Another tweak is to sort the input and do the lookups in the reduce.  This
will make the accesses to the MapFiles much faster since the accesses will
be much more sequential.  This can allow significant caching and might make
the Bloom filter a bit of an albatross.

Finally, this might even be an interesting job for Hbase (storing your
inverted index).



>
>    1. Is Pig or Hive a good tool to use for solution (1)? (I have a
>    feeling the answer might be a 10-line Pig script, but I don't have enough
>    SQL experience to just knock one out.)
>    2. For solution (2), will MapFile scale to a map with 10^9 entries?
>    (Assuming I use the io.map.index.skip property to make the right
>    search-speed/memory tradeoff for my configuration.)
>
>
>
>
>

Re: Using global reverse lookup tables

Posted by "W.P. McNeill" <bi...@gmail.com>.

Thanks for your answer. After mulling over this problem for a few days, I
believe there might be a clearer way for me to phrase to question, so let me
try that before diving into the specifics of the linear algebra analysis you
give.

I need to share an inverted index of elements to sets as described above.
And crucially this index is *immutable*: after it has been created it only
has to be read from, never written to. So a clearer way to phrase this
question is: how do I share a large read-only inverted index among multiple
MapReduce jobs?

I can think of two approaches.

1. Treat it as a database JOIN on elements operation between the original
table of sets and the inverted index. This is the tack that Ted was
suggesting in his response.
2. Put the inverted index into a
MapFile<http://hadoop.apache.org/common/docs/current/api/org/apache/hadoop/io/MapFile.html>.
The individual jobs load the inverted index at setup() time and do random
access reads from it as needed.

A few questions:

1. Do others agree that these are the two big classes of solution?
2. Do people have a sense of what the pros and cons of each might be?
(BTW quadratic runtime in the density of the set membership rows is probably
not a problem; the sets I am dealing with are small relative to the
vocabulary size and relatively disjoint.)
3. Is Pig or Hive a good tool to use for solution (1)? (I have a feeling
the answer might be a 10-line Pig script, but I don't have enough SQL
experience to just knock one out.)
4. For solution (2), will MapFile scale to a map with 10^9 entries?
(Assuming I use the io.map.index.skip property to make the right
search-speed/memory tradeoff for my configuration.)
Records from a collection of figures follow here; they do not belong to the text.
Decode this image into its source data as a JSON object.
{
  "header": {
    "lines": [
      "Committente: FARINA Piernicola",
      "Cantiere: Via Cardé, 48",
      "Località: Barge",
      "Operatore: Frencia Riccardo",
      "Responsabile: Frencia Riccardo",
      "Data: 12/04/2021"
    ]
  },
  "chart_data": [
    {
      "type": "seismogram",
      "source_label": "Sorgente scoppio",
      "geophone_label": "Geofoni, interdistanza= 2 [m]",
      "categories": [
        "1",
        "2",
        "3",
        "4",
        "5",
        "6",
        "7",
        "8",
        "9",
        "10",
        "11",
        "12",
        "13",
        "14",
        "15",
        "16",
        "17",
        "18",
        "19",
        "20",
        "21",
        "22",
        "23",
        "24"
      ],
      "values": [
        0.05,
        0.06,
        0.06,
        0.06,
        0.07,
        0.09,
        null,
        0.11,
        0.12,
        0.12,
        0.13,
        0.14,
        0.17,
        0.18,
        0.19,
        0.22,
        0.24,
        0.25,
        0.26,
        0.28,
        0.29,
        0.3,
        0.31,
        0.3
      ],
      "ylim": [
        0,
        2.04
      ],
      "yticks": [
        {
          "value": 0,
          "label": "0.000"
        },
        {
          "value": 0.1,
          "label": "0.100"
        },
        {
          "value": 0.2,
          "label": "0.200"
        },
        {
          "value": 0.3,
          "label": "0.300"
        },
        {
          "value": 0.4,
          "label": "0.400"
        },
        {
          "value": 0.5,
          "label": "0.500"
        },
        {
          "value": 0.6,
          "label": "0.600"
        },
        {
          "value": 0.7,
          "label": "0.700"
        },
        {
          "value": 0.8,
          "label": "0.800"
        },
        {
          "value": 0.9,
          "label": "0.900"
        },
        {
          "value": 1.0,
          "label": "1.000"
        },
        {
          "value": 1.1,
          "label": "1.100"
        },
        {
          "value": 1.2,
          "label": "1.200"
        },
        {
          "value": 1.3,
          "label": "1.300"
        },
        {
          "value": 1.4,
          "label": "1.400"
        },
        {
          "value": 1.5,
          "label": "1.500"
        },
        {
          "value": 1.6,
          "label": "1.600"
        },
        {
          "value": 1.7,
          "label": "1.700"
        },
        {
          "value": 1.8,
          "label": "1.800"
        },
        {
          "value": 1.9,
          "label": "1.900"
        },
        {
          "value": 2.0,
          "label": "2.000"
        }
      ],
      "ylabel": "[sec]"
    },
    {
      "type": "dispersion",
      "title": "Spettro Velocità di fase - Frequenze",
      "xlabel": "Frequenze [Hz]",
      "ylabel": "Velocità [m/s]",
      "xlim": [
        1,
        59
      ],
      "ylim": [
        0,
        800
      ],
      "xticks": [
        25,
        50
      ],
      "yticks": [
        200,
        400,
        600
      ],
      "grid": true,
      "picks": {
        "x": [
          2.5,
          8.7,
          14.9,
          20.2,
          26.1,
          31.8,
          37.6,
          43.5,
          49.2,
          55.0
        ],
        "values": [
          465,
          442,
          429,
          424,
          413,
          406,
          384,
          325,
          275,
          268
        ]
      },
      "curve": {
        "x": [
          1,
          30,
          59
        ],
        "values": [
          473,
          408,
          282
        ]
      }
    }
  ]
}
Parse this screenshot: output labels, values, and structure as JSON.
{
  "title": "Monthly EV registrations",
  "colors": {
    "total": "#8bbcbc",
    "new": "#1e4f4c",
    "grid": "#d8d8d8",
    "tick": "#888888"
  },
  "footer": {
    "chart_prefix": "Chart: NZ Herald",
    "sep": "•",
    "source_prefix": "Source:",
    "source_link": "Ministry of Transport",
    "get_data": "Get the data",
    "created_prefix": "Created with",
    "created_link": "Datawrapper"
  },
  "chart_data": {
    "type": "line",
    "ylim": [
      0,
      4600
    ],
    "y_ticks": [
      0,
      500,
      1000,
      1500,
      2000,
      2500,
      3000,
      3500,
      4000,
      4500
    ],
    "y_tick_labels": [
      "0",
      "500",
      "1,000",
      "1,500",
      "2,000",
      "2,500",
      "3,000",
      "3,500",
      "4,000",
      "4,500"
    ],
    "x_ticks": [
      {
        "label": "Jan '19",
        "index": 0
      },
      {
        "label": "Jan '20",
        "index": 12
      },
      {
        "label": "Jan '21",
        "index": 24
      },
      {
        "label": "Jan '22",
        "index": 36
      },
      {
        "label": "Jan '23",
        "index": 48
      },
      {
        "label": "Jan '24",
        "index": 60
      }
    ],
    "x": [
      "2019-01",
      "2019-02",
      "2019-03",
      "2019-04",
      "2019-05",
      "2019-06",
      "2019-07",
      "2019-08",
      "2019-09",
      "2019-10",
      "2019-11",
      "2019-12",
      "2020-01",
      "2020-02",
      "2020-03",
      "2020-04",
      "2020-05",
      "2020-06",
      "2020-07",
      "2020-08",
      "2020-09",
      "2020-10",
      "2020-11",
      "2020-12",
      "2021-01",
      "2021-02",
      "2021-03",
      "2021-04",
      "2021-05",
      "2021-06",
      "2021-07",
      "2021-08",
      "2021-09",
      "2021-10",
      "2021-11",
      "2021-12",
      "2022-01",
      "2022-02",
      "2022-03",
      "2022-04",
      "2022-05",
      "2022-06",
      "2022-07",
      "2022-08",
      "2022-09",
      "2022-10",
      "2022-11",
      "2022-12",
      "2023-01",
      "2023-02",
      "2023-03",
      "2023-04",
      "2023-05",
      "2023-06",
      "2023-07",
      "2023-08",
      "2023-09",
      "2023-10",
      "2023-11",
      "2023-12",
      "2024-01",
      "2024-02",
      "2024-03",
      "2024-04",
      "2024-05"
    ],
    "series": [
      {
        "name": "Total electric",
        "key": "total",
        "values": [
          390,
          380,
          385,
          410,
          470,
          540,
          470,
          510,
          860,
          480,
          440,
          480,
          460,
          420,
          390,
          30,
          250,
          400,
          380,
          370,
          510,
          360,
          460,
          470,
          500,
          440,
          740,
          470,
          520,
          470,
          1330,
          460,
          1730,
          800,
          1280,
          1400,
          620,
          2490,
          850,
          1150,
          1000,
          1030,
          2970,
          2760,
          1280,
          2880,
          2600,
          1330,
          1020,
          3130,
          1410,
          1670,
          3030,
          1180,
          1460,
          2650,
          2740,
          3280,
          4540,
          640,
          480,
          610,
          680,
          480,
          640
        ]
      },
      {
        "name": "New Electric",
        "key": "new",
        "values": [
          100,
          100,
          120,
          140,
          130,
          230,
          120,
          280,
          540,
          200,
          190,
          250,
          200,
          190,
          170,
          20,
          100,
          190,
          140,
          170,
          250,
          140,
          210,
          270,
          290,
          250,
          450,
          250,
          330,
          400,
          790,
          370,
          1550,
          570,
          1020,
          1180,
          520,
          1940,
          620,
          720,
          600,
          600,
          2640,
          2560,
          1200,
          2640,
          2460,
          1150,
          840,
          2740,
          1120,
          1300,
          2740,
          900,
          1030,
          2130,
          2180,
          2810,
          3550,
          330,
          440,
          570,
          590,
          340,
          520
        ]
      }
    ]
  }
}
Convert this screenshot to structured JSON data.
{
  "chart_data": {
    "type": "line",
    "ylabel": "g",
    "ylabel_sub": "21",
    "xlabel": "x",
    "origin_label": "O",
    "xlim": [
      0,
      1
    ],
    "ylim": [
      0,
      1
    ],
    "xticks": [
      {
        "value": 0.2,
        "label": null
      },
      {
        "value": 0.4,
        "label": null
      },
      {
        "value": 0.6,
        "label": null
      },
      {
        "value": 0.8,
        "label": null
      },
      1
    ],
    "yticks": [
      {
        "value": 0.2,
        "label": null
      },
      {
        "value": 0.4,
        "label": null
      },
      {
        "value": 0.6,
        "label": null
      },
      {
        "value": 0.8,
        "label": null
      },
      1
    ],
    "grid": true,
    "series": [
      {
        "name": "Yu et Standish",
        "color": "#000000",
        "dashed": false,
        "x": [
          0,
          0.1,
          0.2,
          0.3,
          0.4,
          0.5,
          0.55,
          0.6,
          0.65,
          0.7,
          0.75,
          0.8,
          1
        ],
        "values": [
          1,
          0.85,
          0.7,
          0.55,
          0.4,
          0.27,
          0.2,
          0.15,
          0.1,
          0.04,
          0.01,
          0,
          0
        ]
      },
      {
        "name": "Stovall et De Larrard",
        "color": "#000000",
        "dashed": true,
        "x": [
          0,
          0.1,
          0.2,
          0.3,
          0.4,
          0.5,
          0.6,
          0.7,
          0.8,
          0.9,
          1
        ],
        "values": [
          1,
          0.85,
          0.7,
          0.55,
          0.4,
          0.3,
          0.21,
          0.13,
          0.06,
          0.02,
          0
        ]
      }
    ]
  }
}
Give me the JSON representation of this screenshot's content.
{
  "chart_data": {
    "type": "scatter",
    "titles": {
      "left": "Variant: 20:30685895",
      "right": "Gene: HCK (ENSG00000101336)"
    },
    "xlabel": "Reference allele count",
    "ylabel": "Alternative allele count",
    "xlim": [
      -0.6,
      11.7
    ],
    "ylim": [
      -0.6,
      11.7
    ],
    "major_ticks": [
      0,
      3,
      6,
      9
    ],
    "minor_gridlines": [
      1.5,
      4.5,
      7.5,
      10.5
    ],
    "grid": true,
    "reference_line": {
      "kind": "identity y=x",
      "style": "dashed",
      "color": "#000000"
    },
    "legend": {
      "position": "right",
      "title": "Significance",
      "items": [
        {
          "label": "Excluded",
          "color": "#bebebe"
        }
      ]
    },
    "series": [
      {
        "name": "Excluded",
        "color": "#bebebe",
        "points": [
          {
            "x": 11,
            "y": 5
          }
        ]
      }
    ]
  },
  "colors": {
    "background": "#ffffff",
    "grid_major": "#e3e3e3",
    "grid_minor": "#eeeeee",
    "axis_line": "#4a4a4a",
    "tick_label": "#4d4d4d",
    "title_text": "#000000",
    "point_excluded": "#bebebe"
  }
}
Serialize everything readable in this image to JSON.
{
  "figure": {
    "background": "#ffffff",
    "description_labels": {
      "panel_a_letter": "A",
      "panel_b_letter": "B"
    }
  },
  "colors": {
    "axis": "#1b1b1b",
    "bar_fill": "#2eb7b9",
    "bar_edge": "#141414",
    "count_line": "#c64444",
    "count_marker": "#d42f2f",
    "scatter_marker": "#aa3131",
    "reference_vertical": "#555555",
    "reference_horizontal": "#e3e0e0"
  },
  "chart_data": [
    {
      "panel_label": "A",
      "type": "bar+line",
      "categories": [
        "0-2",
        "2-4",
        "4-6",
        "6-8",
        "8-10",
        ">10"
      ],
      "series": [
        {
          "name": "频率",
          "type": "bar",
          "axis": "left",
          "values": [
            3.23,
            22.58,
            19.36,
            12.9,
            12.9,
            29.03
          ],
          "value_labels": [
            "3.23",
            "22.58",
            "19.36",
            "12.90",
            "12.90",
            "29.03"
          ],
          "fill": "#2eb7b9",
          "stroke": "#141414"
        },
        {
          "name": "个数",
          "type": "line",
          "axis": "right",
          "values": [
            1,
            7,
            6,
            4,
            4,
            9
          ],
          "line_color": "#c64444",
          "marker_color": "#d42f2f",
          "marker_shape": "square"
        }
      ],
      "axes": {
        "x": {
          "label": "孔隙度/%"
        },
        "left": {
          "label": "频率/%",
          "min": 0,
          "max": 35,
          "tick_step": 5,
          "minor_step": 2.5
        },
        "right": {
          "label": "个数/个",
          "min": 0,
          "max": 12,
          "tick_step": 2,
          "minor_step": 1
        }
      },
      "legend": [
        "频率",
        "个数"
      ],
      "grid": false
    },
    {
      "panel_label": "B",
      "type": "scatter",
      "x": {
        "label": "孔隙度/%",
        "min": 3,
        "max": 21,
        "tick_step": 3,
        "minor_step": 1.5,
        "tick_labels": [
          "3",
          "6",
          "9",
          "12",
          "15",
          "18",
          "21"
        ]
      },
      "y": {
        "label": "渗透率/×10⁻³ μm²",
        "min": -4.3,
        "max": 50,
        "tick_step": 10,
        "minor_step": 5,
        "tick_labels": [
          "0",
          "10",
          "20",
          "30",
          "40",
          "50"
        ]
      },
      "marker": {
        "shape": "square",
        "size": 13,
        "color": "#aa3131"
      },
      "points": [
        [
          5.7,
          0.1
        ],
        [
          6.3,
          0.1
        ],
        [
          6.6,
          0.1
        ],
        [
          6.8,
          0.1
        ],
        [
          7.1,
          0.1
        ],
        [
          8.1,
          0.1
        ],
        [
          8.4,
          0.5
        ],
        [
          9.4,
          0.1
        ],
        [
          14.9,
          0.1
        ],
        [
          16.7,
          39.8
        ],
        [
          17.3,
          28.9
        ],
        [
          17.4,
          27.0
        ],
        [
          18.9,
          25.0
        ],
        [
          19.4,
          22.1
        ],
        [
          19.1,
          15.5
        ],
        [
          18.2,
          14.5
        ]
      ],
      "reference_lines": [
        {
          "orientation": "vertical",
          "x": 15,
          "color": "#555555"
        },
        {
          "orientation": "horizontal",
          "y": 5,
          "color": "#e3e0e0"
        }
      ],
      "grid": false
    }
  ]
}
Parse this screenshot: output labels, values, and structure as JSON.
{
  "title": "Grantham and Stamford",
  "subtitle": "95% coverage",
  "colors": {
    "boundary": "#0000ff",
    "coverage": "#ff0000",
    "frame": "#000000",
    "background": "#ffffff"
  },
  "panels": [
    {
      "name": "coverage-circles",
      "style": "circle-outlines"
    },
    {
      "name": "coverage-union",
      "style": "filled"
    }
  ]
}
Re: Using global reverse lookup tables

Posted by Ted Dunning <td...@maprtech.com>.

Depending on the function that you want to use, it sounds like you want to
use a self join to compute transposed cooccurrence.

That is, it sounds like you want to find all the sets that share elements
with X.  If you have a binary matrix A that represents your set membership
with one row per set and one column per element, then you want to compute A
A'.   It is common for A to be available in row-major form or in the form of
pairs.  With row major form, the easiest way to compute your desired result
is to transpose A in a first map-reduce.  With either the transposed matrix
a second map-reduce can be used in which the mapper reads all of the sets
with a particular element and emits pairs of sets that have a common
element.  The combiner and reducer are basically a pair counter.

This implementation suffers in that it takes time quadratic in the density
of the most dense row.  It is common to downsample such rows to a reasonable
level.  Most uses of the cooccurrence matrix don't care about this
downsampling and the makes the algorithm much faster.

As an alternative, you can compute a matrix decomposition and use that to
compute A A'.  This can be arranged so as to avoid the downsampling, but the
program required is much more complex.  The Apache Mahout project has
several implementations of such decompositions tuned for different
situations.  Some implementations use map-reduce, some are sequential.


On Mon, Apr 11, 2011 at 9:30 AM, W.P. McNeill <bi...@gmail.com> wrote:

> Are there general approaches to solving this problem?